Change is not easy and there are many obstacles; how can you support remote-working for those who are living in cramped flat-shares or who have young kids, how is it possible to keep teams feeling motivated and connected, how soon should you think about downsizing your office space, what new technology might you need? Despite numerous hurdles, business must continue and sooner or later this will mean bringing new people on board. Due to the current climate, candidates are generally easier to reach;  those who are still working are not stuck sitting next to their boss and those furloughed have more time on their hands to ponder their future.  Having said that, so many of those attractive ‘passive’ candidates have firmly put their search on hold and won’t be making a move anytime soon . So as ever, our industry is candidate-short!

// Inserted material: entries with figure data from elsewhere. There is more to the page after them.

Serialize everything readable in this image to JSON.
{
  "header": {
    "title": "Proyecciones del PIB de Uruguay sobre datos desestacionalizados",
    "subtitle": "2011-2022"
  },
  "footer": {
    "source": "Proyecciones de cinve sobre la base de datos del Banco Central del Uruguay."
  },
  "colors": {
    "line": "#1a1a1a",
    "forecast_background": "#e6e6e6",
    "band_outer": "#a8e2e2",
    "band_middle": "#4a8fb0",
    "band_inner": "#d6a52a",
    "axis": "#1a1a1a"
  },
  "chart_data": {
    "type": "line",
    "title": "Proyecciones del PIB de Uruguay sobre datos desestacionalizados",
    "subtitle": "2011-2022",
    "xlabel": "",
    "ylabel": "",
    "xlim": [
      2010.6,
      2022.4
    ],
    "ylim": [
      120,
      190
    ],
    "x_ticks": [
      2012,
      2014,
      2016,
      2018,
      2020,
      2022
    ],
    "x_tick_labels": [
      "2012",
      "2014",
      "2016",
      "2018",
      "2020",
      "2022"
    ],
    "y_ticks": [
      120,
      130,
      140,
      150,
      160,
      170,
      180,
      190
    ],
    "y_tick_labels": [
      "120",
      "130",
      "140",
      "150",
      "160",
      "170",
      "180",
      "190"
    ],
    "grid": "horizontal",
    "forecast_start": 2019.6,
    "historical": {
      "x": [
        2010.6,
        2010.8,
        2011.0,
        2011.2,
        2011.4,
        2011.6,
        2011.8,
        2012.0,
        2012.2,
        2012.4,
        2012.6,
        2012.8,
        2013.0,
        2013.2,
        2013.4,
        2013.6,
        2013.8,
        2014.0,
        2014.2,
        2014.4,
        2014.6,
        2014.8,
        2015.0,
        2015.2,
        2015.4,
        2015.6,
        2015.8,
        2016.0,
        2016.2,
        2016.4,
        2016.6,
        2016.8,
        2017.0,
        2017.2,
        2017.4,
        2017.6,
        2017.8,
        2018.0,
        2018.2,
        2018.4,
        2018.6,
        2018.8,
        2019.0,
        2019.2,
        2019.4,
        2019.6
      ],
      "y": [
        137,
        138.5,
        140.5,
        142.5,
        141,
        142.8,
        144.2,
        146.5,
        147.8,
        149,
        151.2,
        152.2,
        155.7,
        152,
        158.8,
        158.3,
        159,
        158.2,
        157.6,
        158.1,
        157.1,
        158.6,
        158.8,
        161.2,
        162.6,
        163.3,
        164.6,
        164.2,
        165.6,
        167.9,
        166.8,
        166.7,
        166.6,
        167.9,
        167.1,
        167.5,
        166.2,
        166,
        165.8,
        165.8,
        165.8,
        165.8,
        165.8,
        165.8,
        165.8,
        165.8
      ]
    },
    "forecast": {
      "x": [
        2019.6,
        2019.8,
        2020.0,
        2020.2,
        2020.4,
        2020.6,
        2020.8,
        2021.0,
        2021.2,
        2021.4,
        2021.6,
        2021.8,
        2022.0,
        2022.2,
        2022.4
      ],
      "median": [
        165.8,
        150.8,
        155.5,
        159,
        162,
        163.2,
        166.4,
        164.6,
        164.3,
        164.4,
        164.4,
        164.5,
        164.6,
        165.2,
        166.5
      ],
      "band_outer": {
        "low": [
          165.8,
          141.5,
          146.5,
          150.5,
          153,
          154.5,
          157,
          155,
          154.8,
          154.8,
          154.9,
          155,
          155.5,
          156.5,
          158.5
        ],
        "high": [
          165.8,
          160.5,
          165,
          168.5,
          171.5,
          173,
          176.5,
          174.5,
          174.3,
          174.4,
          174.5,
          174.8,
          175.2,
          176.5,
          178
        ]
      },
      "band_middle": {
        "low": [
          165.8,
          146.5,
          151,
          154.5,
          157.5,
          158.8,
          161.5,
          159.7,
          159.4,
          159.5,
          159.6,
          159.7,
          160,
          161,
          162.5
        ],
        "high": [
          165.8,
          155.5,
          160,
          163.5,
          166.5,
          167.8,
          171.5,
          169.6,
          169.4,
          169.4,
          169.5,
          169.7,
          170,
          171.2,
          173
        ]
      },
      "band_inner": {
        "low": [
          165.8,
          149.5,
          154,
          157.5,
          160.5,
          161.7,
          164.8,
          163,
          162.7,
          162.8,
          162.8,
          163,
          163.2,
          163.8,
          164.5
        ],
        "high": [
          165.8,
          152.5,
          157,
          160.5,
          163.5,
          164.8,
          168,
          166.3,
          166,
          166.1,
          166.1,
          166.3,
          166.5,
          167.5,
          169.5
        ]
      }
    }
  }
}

Great talent still needs to be enticed and the interview process has to be tweaked in order to make successful hires remotely. We’ve gleaned some useful tips over the last few months which I hope are helpful, once you’re ready to start interviewing again

-Being a strong communicator and team player has never been more important; make sure you gain a good sense of how your potential employee intends to keep in touch and stay ‘present’ – and demonstrate how you would do this too

-It may be useful to investigate what experience the candidate has had to date with working remotely and what they perceive as the pitfalls and the benefits.

-Take your time – for the sake of you business and the candidate,  it’s better to introduce an additional interview stage than make the wrong decision.

-Even with the benefit of technology, building rapport over Skype or Zoom is not the same as in a one to one situation – give your candidate the benefit of the doubt and try and put them at ease. If in any doubt, more informal mini-interviews with a range of stakeholders will help build a more rounded picture of your applicant

-Candidates’ expectations and priorities have understandably changed and many will be keen to understand how financially stable the business is, what measures you have in place to enable effective homeworking, when and how you’ll be returning to your office, or how flexible you can be going forward. Decisions will be made accordingly, so make sure you respond to these questions as specifically as possible.

-Be prepared to articulate what culture your company has and what constitutes a good team fit; revisiting your company values might be a useful starting point (as long as you feel these are authentic!)

Last but not least, put yourself in your candidate’s shoes; it will probably feel daunting to commit to a new job in lockdown so you will need to be able to convince them that you’re a good match – and that your business is future-proofed, agile and supportive.